Indigenous identified CYIC continued to make up a greater proportion of the total residential care use this period than at the baseline (52% vs. 46%). In the 12 month period ending in March 2018, it cost MCFD on average 23% more to care for non-Indigenous CYIC than for Indigenous CYIC.
The use of contracted resources for non-special needs CYIC has increased slightly recently as a proportion of all bed days. They represented 11% of bed days used this period, close to the baseline level, after having previously dropped. Their costs continued to increase such that contracted resources were responsible for almost 70% of the residential cost increase for non-special needs CYIC, increasing by 59% since September 2012 (or approximately 52% after adjusting for inflation).
The average annual residential cost for foster care has also increased over the past year, after very little movement for many years.
Regionally, costs continue to be greater in the Greater Vancouver area.
5.71 CYIC Funded Bed Utilization Rate
In order to ensure sufficient quantities of appropriate homes for children and youth that come into Care the ministry needs to fund some empty beds. Foster parents with specialized skills are provided with a monthly fixed payment regardless of whether a child is living in the home.
This is an indicator of the ministry’s ability to manage its contracts with foster care providers in order to optimize resources.

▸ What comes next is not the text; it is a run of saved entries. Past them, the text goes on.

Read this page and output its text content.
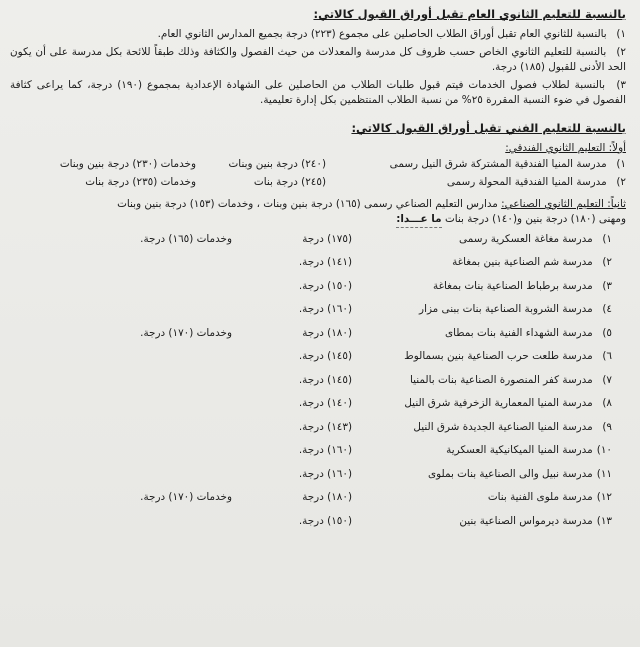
بالنسبة للتعليم الثانوي العام تقبل أوراق القبول كالاتي:
١) بالنسبة للثانوي العام تقبل أوراق الطلاب الحاصلين على مجموع (٢٢٣) درجة بجميع المدارس الثانوي العام.
٢) بالنسبة للتعليم الثانوي الخاص حسب ظروف كل مدرسة والمعدلات من حيث الفصول والكثافة وذلك طبقاً للائحة بكل مدرسة على أن يكون الحد الأدنى للقبول (١٨٥) درجة.
٣) بالنسبة لطلاب فصول الخدمات فيتم قبول طلبات الطلاب من الحاصلين على الشهادة الإعدادية بمجموع (١٩٠) درجة، كما يراعى كثافة الفصول في ضوء النسبة المقررة ٢٥% من نسبة الطلاب المنتظمين بكل إدارة تعليمية.
بالنسبة للتعليم الفني تقبل أوراق القبول كالاتي:
أولاً: التعليم الثانوي الفندقي:
١) مدرسة المنيا الفندقية المشتركة شرق النيل رسمى
(٢٤٠) درجة بنين وبنات
وخدمات (٢٣٠) درجة بنين وبنات
٢) مدرسة المنيا الفندقية المحولة رسمى
(٢٤٥) درجة بنات
وخدمات (٢٣٥) درجة بنات
ثانياً: التعليم الثانوي الصناعي: مدارس التعليم الصناعي رسمى (١٦٥) درجة بنين وبنات ، وخدمات (١٥٣) درجة بنين وبنات
ومهنى (١٨٠) درجة بنين و(١٤٠) درجة بنات ما عـــدا:
١) مدرسة مغاغة العسكرية رسمى
(١٧٥) درجة
وخدمات (١٦٥) درجة.
٢) مدرسة شم الصناعية بنين بمغاغة
(١٤١) درجة.
٣) مدرسة برطباط الصناعية بنات بمغاغة
(١٥٠) درجة.
٤) مدرسة الشروبة الصناعية بنات ببنى مزار
(١٦٠) درجة.
٥) مدرسة الشهداء الفنية بنات بمطاى
(١٨٠) درجة
وخدمات (١٧٠) درجة.
٦) مدرسة طلعت حرب الصناعية بنين بسمالوط
(١٤٥) درجة.
٧) مدرسة كفر المنصورة الصناعية بنات بالمنيا
(١٤٥) درجة.
٨) مدرسة المنيا المعمارية الزخرفية شرق النيل
(١٤٠) درجة.
٩) مدرسة المنيا الصناعية الجديدة شرق النيل
(١٤٣) درجة.
١٠) مدرسة المنيا الميكانيكية العسكرية
(١٦٠) درجة.
١١) مدرسة نبيل والى الصناعية بنات بملوى
(١٦٠) درجة.
١٢) مدرسة ملوى الفنية بنات
(١٨٠) درجة
وخدمات (١٧٠) درجة.
١٣) مدرسة ديرمواس الصناعية بنين
(١٥٠) درجة.
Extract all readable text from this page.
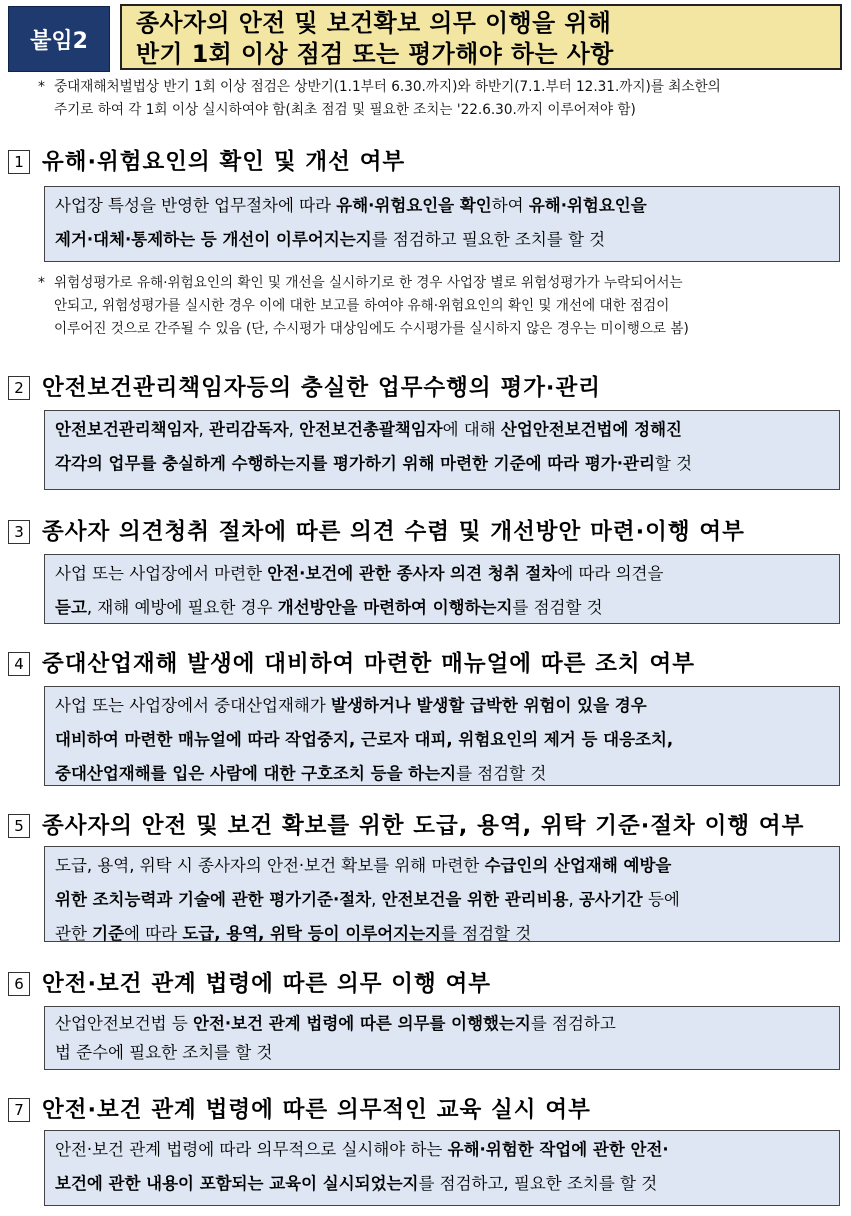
붙임2
종사자의 안전 및 보건확보 의무 이행을 위해
반기 1회 이상 점검 또는 평가해야 하는 사항
* 중대재해처벌법상 반기 1회 이상 점검은 상반기(1.1부터 6.30.까지)와 하반기(7.1.부터 12.31.까지)를 최소한의
주기로 하여 각 1회 이상 실시하여야 함(최초 점검 및 필요한 조치는 '22.6.30.까지 이루어져야 함)
1 유해·위험요인의 확인 및 개선 여부
사업장 특성을 반영한 업무절차에 따라 유해·위험요인을 확인하여 유해·위험요인을
제거·대체·통제하는 등 개선이 이루어지는지를 점검하고 필요한 조치를 할 것
* 위험성평가로 유해·위험요인의 확인 및 개선을 실시하기로 한 경우 사업장 별로 위험성평가가 누락되어서는
안되고, 위험성평가를 실시한 경우 이에 대한 보고를 하여야 유해·위험요인의 확인 및 개선에 대한 점검이
이루어진 것으로 간주될 수 있음 (단, 수시평가 대상임에도 수시평가를 실시하지 않은 경우는 미이행으로 봄)
2 안전보건관리책임자등의 충실한 업무수행의 평가·관리
안전보건관리책임자, 관리감독자, 안전보건총괄책임자에 대해 산업안전보건법에 정해진
각각의 업무를 충실하게 수행하는지를 평가하기 위해 마련한 기준에 따라 평가·관리할 것
3 종사자 의견청취 절차에 따른 의견 수렴 및 개선방안 마련·이행 여부
사업 또는 사업장에서 마련한 안전·보건에 관한 종사자 의견 청취 절차에 따라 의견을
듣고, 재해 예방에 필요한 경우 개선방안을 마련하여 이행하는지를 점검할 것
4 중대산업재해 발생에 대비하여 마련한 매뉴얼에 따른 조치 여부
사업 또는 사업장에서 중대산업재해가 발생하거나 발생할 급박한 위험이 있을 경우
대비하여 마련한 매뉴얼에 따라 작업중지, 근로자 대피, 위험요인의 제거 등 대응조치,
중대산업재해를 입은 사람에 대한 구호조치 등을 하는지를 점검할 것
5 종사자의 안전 및 보건 확보를 위한 도급, 용역, 위탁 기준·절차 이행 여부
도급, 용역, 위탁 시 종사자의 안전·보건 확보를 위해 마련한 수급인의 산업재해 예방을
위한 조치능력과 기술에 관한 평가기준·절차, 안전보건을 위한 관리비용, 공사기간 등에
관한 기준에 따라 도급, 용역, 위탁 등이 이루어지는지를 점검할 것
6 안전·보건 관계 법령에 따른 의무 이행 여부
산업안전보건법 등 안전·보건 관계 법령에 따른 의무를 이행했는지를 점검하고
법 준수에 필요한 조치를 할 것
7 안전·보건 관계 법령에 따른 의무적인 교육 실시 여부
안전·보건 관계 법령에 따라 의무적으로 실시해야 하는 유해·위험한 작업에 관한 안전·
보건에 관한 내용이 포함되는 교육이 실시되었는지를 점검하고, 필요한 조치를 할 것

Generally, a higher utilization rate (with sufficient capacity) is associated with more efficient use of foster home capacity.
The recent trend of increased utilization rate for purchased bed days has reversed since the fall of 2017. Both inventory of beds and placements have been decreasing since the baseline period. The rate has been fairly stable, fluctuating between 91.5% in October 2016 to 92.3% in September 2017.
The overall volume of bed days purchased has declined by 22% since the September 2012, primarily in Level 1, Regular, and Restricted Care placement categories. The current decline in the funded bed rate that started in October of 2017 is primarily the result of a decline in the utilization rate of purchased beds in Contracted Resources. Level 1, Regular, and Restricted Care continues to account for slightly less than a 3rd of the bed days purchased.
The decline in bed days used since the baseline period is slightly less that the decline in the bed days purchased, meaning that utilization has increased in the province since September 2012.
Regular, Restricted and Level 1 foster homes inventory is purchased on an as needed basis so it is always fully utilized. Approximately 90% of other home categories saw their utilization rates at or above 75% for the current period, an increase of 10 percentage points since March 2017.
Within the SDA’s, the types of foster homes used varies across all 13 areas. On average, a majority of SDA’s have Contracted Resources utilization rates below 90% in any given period, since the baseline. In contrast, the remaining foster home types have significantly higher utilization rates on average, over the same period.
Since September 2012, there has only been minor fluctuation in the utilization rates for SDA’s, with the exception of the Northeast and the Thompson Cariboo Shuswap. Both SDA’s fluctuate across the entire period, but for the Northeast, the trend in utilization of level 2 homes is decreasing, while for the Thompson Cariboo Shuswap, the change from the baseline to current utilization is trending upwards for Contracted Resources.